The government is to fund the first stage of a new conflict transformation initiative in loyalist areas, NI Secretary Peter Hain has announced.
Mr Hain said he realised victims of loyalist violence may feel angry
The project was proposed by the Ulster Political Research Group (UPRG), which advises the illegal paramilitary Ulster Defence Association.
The initial stage of the project will last up to six months, and the £135,000 fund will employ project workers.
The SDLP said it would be closely monitoring how the money is spent.
Mr Hain said: "Setting communities free from criminality and the influence of paramilitaries will not just happen of its own accord or overnight.
"It needs to be worked for and those who have shown that they are committed to doing that, and have ideas about how it can be done, deserve support.
"That is why I have authorised this funding."

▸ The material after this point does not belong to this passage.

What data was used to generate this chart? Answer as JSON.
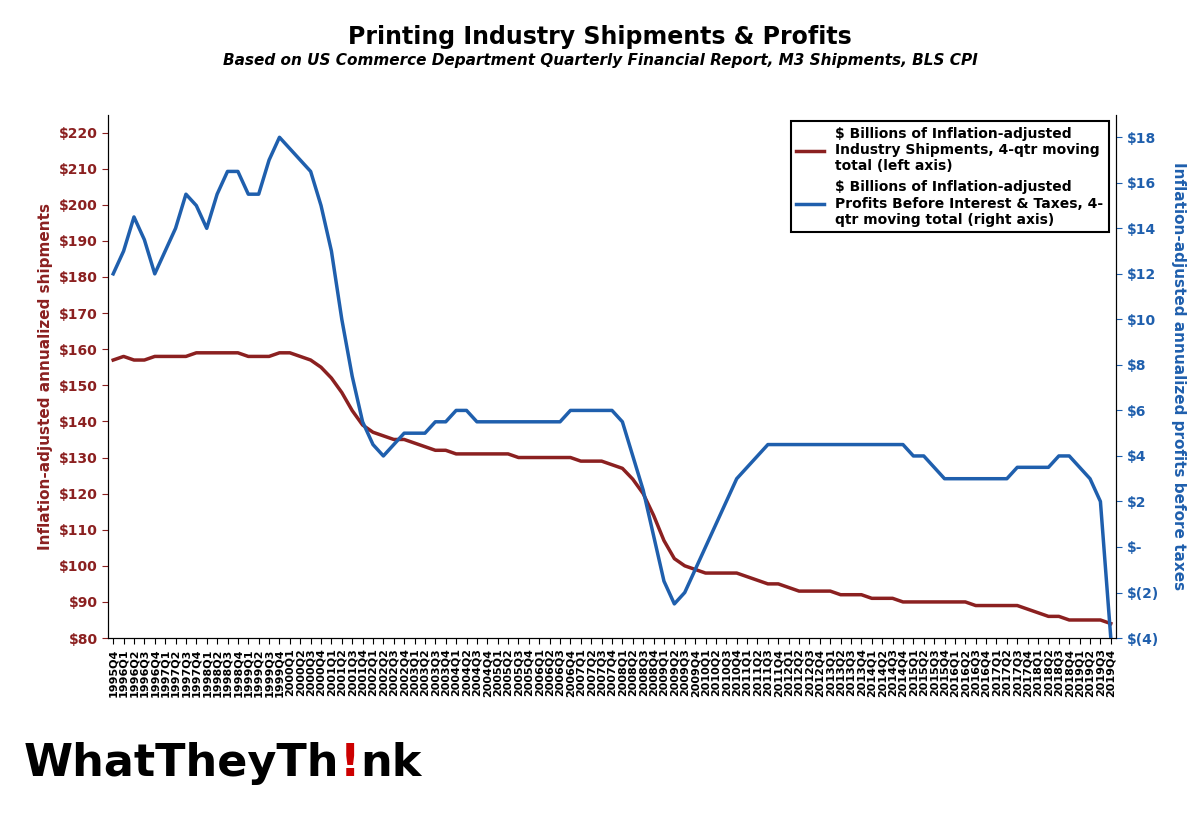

The secretary of state said he understood victims of loyalist violence may feel angry and bitter about his decision, but said it was his responsibility to encourage those who wanted "to turn their back on loyalism's murderous past".
The funding will be administered by Farset Community Enterprises, an organisation based in north-west Belfast.
Staff will work with community representatives and key stakeholders in loyalist areas to develop ways of ending the influence of paramilitaries and criminality.
Irish Foreign Minister Dermot Ahern said he hoped the initiative would be "a further step along the road to definitive transformation".
"There are many within loyalism who want to break from the past - it is right that those who are genuinely engaged in efforts to move their organisations away from paramilitary activity and criminality should be supported in that work," he said.
The UPRG said it welcomed the announcement, which it said "recognises the need for a process involving loyalism and will assist them in working with other agencies, community groups and public bodies".
"The project would help loyalism "define the need for all to continue to examine ways of assisting loyalist paramilitaries to move beyond conflict and assist them in their search for an inclusive peace, which is sustainable and enduring".
SDLP assembly member Alban Maginness said although it was right to fund disadvantaged areas, he was opposed to any reward for people involved in crime.
"It is important that this money is used for the right reasons and over the course of this six-month project, the SDLP will be monitoring how it is used to better the lives of people living in deprived areas," he said.
Sinn Fein's equality spokeswoman Caitriona Ruane said she was concerned the NIO was investing "public money into certain loyalist communities at the expense of other areas where greater levels of actual need exist".
"If people are to have confidence in the administration of public money, then it is vital that the process of allocating such funds is transparent and driven by economic and social realities, not the whims of political expediency within the NIO system."